Abstract : Taxation and Coercion in the Islamic World during the Pre-Modern Period (7th–16th Centuries)
Fiscal administration, and taxation in general, was a key aspect of governance as early as the first decades of the Islamic conquests. It offers a multifaceted historical entry point, particularly suited to studies of society and the dynamics between taxpayers and the state—however one may define it. In the introduction to the volume Ancient Taxation, The Mechanics of Extraction in Comparative Perspective, which he co-edited with Irene Soto Marin, Jonathan Valk lists several reasons to explain why people in ancient polities would agree to pay taxes: ideology, coercion, the provision of stability and security, social inertia, and the influence of co-opted elements of the social order that enforced compliance, as well as provision of institutions.
This workshop will focus on coercion and explore the dynamics between taxation and coercion. We will consider the Islamic empire in its entirety (from modern-day Afghanistan to Spain), emphasising geographical and chronological diversity from a diachronic perspective. Moreover, the aim is to draw on a wide variety of narrative and documentary sources to fully grasp how these issues were addressed depending on the materials used.
Two key aspects of the relationship between taxation and coercion will be particularly examined:
· Coercion during the collection of taxes
Seen primarily as a means to prevent non-payment of taxes, we are particularly interested in forms of pressure, such as intimidation. The role of institutional or non-state forces in fulfilling this task is of particular interest to us. This workshop will pay special attention to the actors involved in fiscal administration and coercion, to highlight collaborations and/or competitions between law enforcement and tax officials. Is there a discernible rationale linking different types of taxes with different actors? We also aim to explore the varying degrees of coercion, including the use of physical force, the types of constraints, and the scales of penalties. In this context, we are equally interested in theoretical discussions about the links between taxation and coercion.

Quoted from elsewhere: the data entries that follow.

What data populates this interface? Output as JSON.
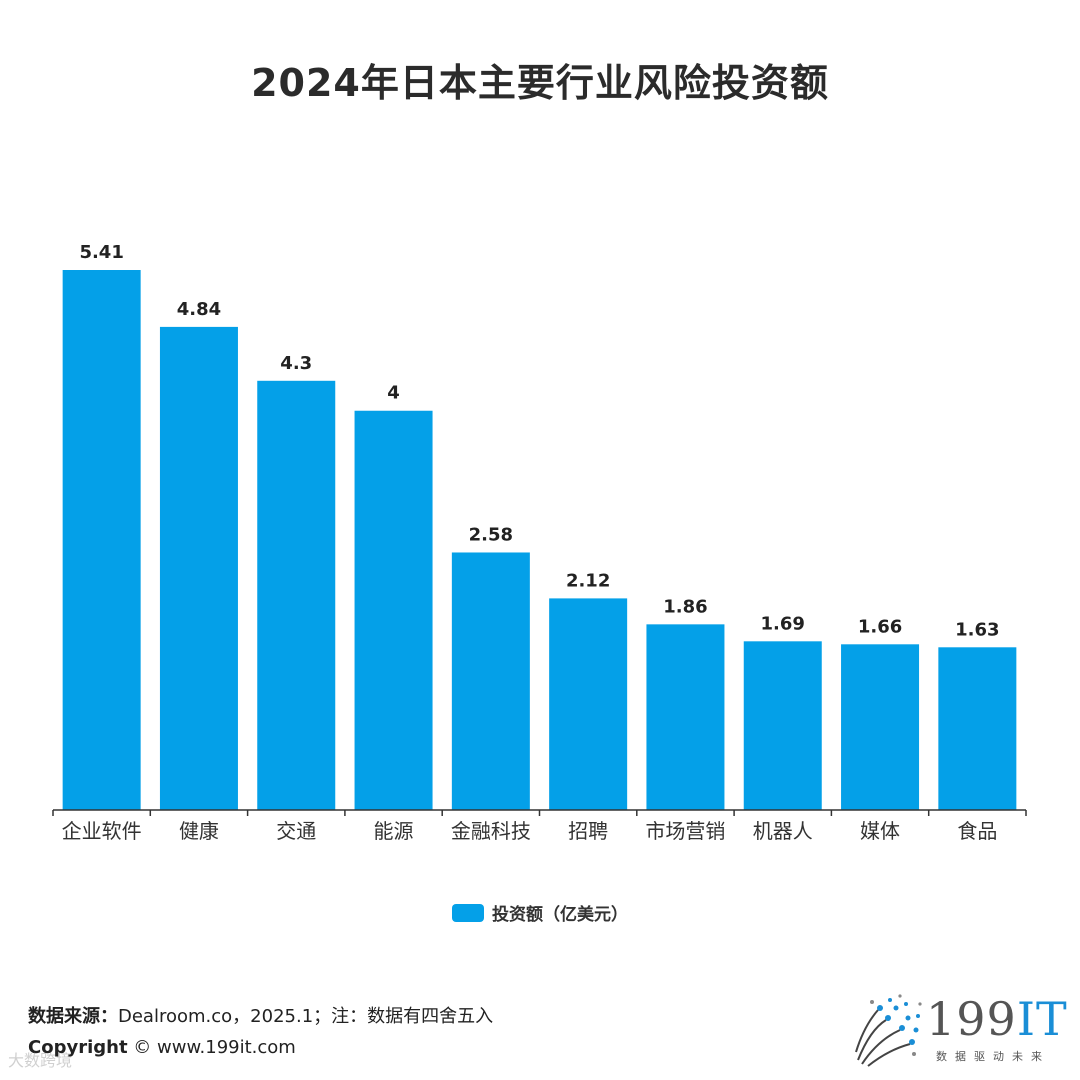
{
  "title": "2024年日本主要行业风险投资额",
  "colors": {
    "bar": "#04a0e8",
    "axis": "#333333",
    "label": "#222222"
  },
  "chart_data": {
    "type": "bar",
    "title": "2024年日本主要行业风险投资额",
    "categories": [
      "企业软件",
      "健康",
      "交通",
      "能源",
      "金融科技",
      "招聘",
      "市场营销",
      "机器人",
      "媒体",
      "食品"
    ],
    "series": [
      {
        "name": "投资额（亿美元）",
        "values": [
          5.41,
          4.84,
          4.3,
          4,
          2.58,
          2.12,
          1.86,
          1.69,
          1.66,
          1.63
        ]
      }
    ],
    "data_labels": [
      "5.41",
      "4.84",
      "4.3",
      "4",
      "2.58",
      "2.12",
      "1.86",
      "1.69",
      "1.66",
      "1.63"
    ],
    "ylim": [
      0,
      5.41
    ],
    "grid": false,
    "legend_position": "bottom"
  },
  "legend": {
    "label": "投资额（亿美元）"
  },
  "footer": {
    "source_label": "数据来源：",
    "source_text": "Dealroom.co，2025.1；注：数据有四舍五入",
    "copyright_label": "Copyright",
    "copyright_text": "© www.199it.com",
    "watermark": "大数跨境"
  },
  "logo": {
    "name": "199IT",
    "main": "199",
    "accent": "IT",
    "tagline": "数据驱动未来",
    "icon": "dot-burst-logo-icon"
  }
}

· Coercion and the use of force in response to tax non-payment.
In contrast, the second focus of our workshop considers coercion as a response to tax non-payment, whether due to delays, such as tax arrears, or outright refusal, sometimes accompanied by revolts labelled as tax-related uprisings. We will examine the role and form that coercion and the use of force take in these scenarios. We will also consider other possible responses that precede or accompany coercion, such as persuasion or negotiation.
Bibliography
Y. Rapoport, Invisible Peasants, Marauding Nomads: Taxation, Tribalism and Rebellion in Mamluk Egypt, Mamluk Studies Review vol. 8, 2004, 1-22.
J. Valk, I. Soto Marin, Ancient Taxation. The Mechanics of Extraction in Comparative Perspective, ISAW/NYU Press, 2021.